À la veille de la 68ᵉ session ordinaire de la Conférence des Chefs d’État et de gouvernement de la Cédéao, prévue ce dimanche 14 décembre 2025 à Abuja, 17 organisations et mouvements de la société civile d’Afrique de l’Ouest appellent au retour des militaires dans leurs casernes et au respect de l’autorité du président démocratiquement élu de Guinée-Bissau.
Dans une déclaration conjointe publiée vendredi, 17 organisations ouest-africaines dénoncent ce qu’elles qualifient de « complot d’État » orchestré par le président bissau-guinéen sortant, Umaro Sissoco Embaló, avec la complicité des forces armées, depuis la prise de pouvoir par les militaires le 26 novembre 2025. Selon elles, cette action a porté « de graves atteintes à la publication officielle des bulletins de vote ».
Parmi les organisations signataires figurent Afrikajom Center (Alioune Tine), Frente Popular (Armando Lona), Africtivistes (Cheikh Fall) et Sen_CADDHU (Senghane Senghor), déjà mobilisées début décembre pour exiger la proclamation immédiate des résultats de l’élection présidentielle du 23 novembre 2025. Elles estiment que seule cette démarche permettrait de respecter la volonté du peuple et de rétablir l’ordre constitutionnel suspendu par l’intervention militaire.
La Guinée-Bissau a organisé le 23 novembre des élections présidentielle et législatives, saluées par la communauté internationale comme libres et transparentes. Cependant, les résultats n’ont toujours pas été publiés officiellement, la Commission nationale électorale (CNE) étant paralysée après le saccage de ses locaux et la confiscation de l’ensemble des documents et équipements informatiques, dont les procès-verbaux originaux de dépouillement. Au moment de l’attaque, environ 45 personnes se trouvaient dans les locaux, parmi lesquelles des fonctionnaires, des représentants de partis politiques et des procureurs généraux adjoints.
Selon Idriça Djalo, secrétaire exécutif adjoint de la CNE, le vandalisme a détruit serveurs et logiciels de dépouillement, rendant impossible l’annonce officielle des résultats. Cette situation contredit les assurances données par le ministre des Affaires étrangères, João Bernardo Vieira, qui affirmait que la publication des résultats pourrait intervenir après transmission des données à la Cédéao.
Les organisations signataires rappellent toutefois que des copies authentiques des procès-verbaux existent auprès des Commissions Régionales Électorales et des gouvernances, pouvant légalement servir à proclamer les résultats selon la loi électorale bissau-guinéenne.
Elles appellent la Cédéao à maintenir la pression sur les autorités militaires pour qu’elles respectent la volonté du peuple, publient les résultats, installent le président élu conformément à la Constitution, et sanctionnent les responsables de ce qu’elles qualifient de « complot d’État ».
Les organisations réclament également la libération immédiate de toutes les personnes arrêtées, dont l’opposant Domingos Simões Pereira, ancien Premier ministre, et le retour des militaires dans leurs casernes.
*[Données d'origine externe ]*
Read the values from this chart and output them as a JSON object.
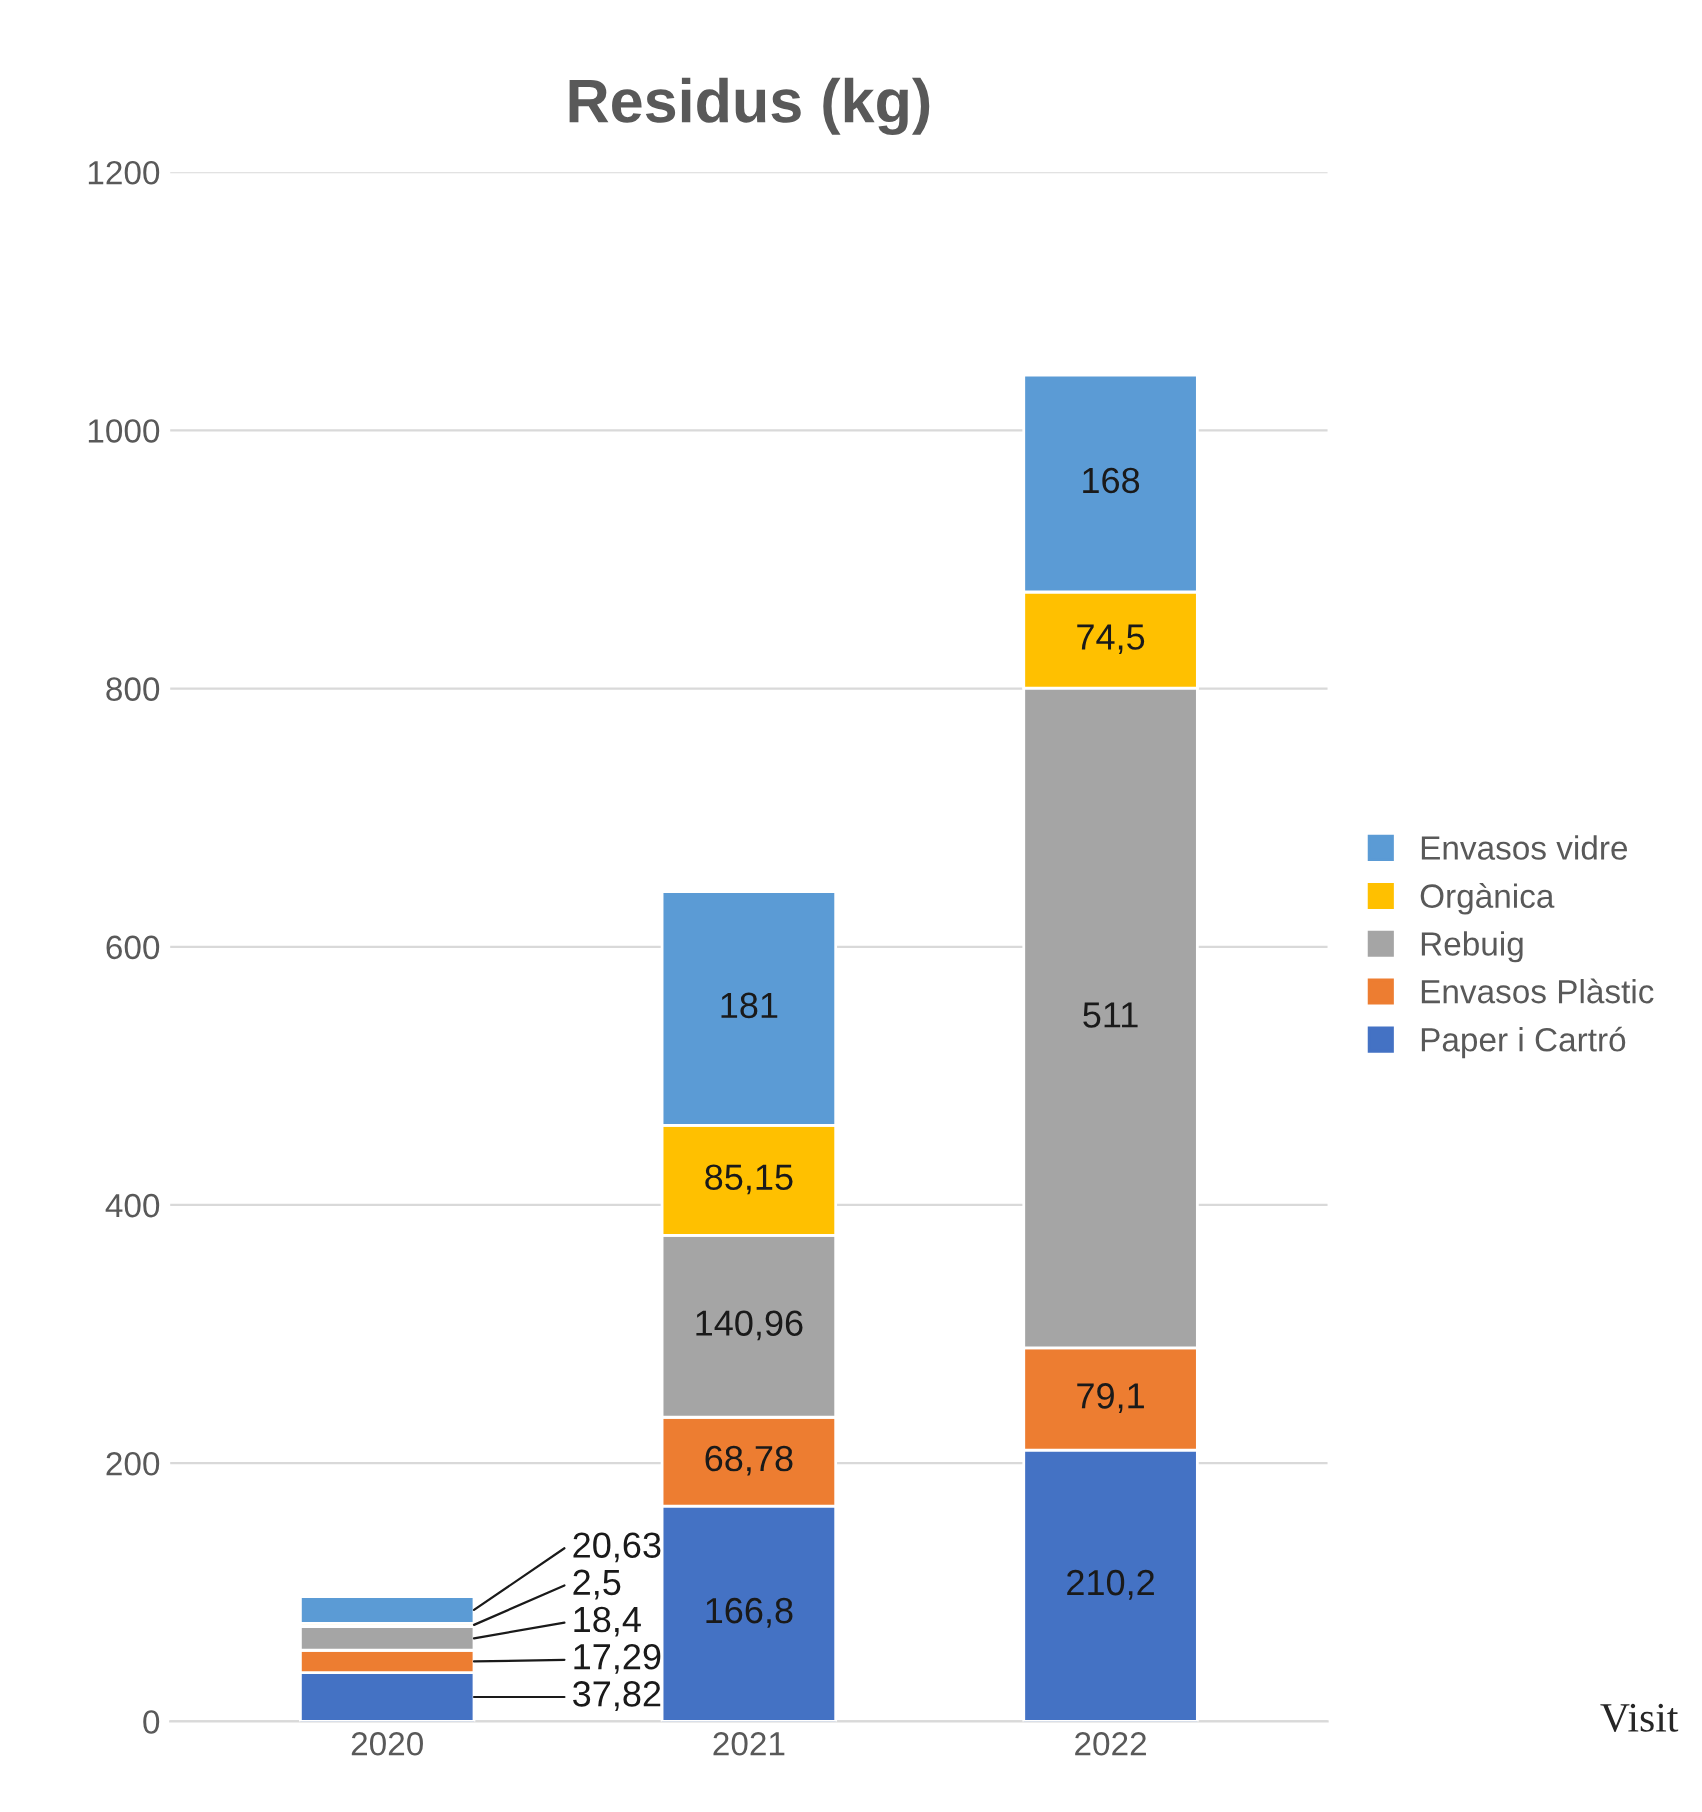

Elles exhortent les forces armées à coopérer avec la Cédéao et la communauté internationale pour faciliter l’investiture du président élu.
La déclaration condamne « toutes les voies inconstitutionnelles de prise du pouvoir » et qualifie le coup d’État de « crime contre la démocratie et la souveraineté du peuple ».
Les nouvelles autorités militaires, dirigées par le général Horta N’Tam, justifient leur intervention par la prévention d’un conflit et l’instauration d’une transition d’un an, annoncée lors de la Conférence des chefs d’État de la Cédéao. Aucune garantie ferme n’a cependant été donnée sur la libération des détenus politiques ni sur la restitution des documents électoraux.
« La publication des résultats des élections et le respect de la volonté du peuple bissau-guinéen sont les seuls moyens de garantir la stabilité et la paix en Guinée-Bissau », concluent les 17 organisations signataires.